Following the Ruskin family's summer holiday in Switzerland, they returned to Herne Hill at the end of August 1842. Ruskin then settled down to his work on Modern Painters I. Ruskin's later views on Modern Painters I are reflected in the Epilogue to Modern Painters II (1883), where he misremembers the precise dating in 1842:

In its autumn I was again on the Continent - chiefly at Chamouni; - then, returning in the full enthusiasm and rush of sap in the too literally sapling and stripling mind of me, wrote the first volume of Modern Painters. ( Works, 4.344-45)

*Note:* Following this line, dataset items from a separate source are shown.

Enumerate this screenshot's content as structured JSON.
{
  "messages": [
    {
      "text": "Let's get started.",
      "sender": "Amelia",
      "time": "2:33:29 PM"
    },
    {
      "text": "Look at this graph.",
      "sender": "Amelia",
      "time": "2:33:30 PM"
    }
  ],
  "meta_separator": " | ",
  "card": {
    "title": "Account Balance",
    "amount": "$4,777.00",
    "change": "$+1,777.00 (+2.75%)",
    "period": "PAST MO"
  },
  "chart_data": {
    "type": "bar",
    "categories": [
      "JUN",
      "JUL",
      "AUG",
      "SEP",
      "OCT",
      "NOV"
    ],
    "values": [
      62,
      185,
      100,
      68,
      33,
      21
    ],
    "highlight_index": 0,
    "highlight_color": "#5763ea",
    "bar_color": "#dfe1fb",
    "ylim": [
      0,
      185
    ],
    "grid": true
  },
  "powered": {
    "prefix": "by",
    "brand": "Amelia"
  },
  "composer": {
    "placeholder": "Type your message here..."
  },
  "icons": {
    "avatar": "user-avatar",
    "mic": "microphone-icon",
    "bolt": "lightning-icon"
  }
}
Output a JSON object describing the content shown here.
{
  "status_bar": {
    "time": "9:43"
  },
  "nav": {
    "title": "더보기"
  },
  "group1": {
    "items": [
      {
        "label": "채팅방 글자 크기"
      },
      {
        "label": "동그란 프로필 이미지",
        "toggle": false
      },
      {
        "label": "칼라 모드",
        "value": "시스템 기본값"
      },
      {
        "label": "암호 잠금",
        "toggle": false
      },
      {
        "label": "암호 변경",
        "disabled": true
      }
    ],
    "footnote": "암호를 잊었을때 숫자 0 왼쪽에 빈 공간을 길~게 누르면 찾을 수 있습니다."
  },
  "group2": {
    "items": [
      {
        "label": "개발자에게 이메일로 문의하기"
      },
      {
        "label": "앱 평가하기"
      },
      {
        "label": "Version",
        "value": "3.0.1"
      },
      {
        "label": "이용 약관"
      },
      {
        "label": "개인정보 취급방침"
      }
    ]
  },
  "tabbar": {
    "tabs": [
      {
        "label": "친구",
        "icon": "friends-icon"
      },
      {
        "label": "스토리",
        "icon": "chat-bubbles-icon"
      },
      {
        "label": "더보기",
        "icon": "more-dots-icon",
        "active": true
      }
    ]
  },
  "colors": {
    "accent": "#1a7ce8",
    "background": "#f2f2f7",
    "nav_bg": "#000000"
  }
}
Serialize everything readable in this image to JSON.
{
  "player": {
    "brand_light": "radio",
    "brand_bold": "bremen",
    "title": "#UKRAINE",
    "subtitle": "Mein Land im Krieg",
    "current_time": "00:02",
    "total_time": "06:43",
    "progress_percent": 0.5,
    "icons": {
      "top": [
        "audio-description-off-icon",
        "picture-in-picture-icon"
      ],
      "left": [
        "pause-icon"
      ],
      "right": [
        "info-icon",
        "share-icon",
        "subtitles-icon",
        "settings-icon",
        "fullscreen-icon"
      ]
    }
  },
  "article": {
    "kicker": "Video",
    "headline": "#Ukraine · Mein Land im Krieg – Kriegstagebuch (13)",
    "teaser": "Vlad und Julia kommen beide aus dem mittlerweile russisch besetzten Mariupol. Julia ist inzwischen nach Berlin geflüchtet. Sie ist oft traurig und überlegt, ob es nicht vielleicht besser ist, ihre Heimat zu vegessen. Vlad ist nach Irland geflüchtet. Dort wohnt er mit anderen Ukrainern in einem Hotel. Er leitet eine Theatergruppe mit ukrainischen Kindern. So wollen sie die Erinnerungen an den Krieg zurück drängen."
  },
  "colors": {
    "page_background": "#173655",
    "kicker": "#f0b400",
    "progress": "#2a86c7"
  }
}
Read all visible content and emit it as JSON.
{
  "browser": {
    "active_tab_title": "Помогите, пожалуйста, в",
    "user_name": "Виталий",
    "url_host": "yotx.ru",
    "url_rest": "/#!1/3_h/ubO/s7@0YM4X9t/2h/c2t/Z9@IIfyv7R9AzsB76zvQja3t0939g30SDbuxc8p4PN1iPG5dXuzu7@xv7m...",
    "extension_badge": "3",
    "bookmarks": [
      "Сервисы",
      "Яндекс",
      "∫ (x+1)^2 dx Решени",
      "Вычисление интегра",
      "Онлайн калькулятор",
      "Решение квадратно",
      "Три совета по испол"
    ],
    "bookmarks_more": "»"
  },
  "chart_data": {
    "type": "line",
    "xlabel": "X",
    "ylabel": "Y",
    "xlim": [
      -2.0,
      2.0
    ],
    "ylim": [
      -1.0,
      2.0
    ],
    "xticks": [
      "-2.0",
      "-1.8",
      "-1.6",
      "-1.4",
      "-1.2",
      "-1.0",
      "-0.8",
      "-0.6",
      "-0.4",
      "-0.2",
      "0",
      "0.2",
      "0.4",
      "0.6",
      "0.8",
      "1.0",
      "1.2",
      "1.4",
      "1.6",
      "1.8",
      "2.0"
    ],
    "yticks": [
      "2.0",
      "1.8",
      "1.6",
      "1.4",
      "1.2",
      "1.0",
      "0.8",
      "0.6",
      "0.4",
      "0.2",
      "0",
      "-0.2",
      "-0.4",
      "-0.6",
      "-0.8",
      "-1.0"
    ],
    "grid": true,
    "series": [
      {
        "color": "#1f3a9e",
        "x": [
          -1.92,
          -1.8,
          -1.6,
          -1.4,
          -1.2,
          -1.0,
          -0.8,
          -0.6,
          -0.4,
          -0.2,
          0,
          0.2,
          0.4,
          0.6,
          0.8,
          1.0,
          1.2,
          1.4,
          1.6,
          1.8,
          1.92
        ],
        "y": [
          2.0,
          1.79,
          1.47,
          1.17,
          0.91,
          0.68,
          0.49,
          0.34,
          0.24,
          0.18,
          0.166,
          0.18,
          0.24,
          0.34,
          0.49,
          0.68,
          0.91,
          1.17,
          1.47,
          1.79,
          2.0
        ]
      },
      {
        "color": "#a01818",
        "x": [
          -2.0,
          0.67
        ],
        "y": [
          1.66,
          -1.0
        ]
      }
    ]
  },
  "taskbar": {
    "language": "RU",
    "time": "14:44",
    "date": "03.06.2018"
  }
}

(See Chamonix). Preparations for the family's move in October to a grander house at Denmark Hill, about a mile away, were to prove a distraction. On 19 September 1842 he apologized to his 'College Friend', the Revd Edward Clayton, for not being able to go over to Twickenham, 'being in a bustle with moving, and busy besides with art, chemistry, and a little Greek' ( Works, 1.474). In Praeterita he recalls that Modern Painters I 'took the best of the winter's leisure' ( Works, 35.318). He must have worked at full stretch. Although no diary entries are extant for the last months of 1842, we do have entries for the early months of 1843, when he complains of fatigue and eye-strain during January ( Evans and Whitehouse, Diaries I, p.239). The best indications of progress, however, are in the evocative entries for 31 January 1843 - 'I have worked hard to-day, but I have done something. My stuff is getting a little into shape at last' - and 15 February 1843 - 'Bless me, how the days go! Only fourteen days to the time I gave myself for finishing my work' ( Evans and Whitehouse, Diaries I, pp.241, 244). The book was published in the first week of May 1843 (see long gestation period of Modern Painters I).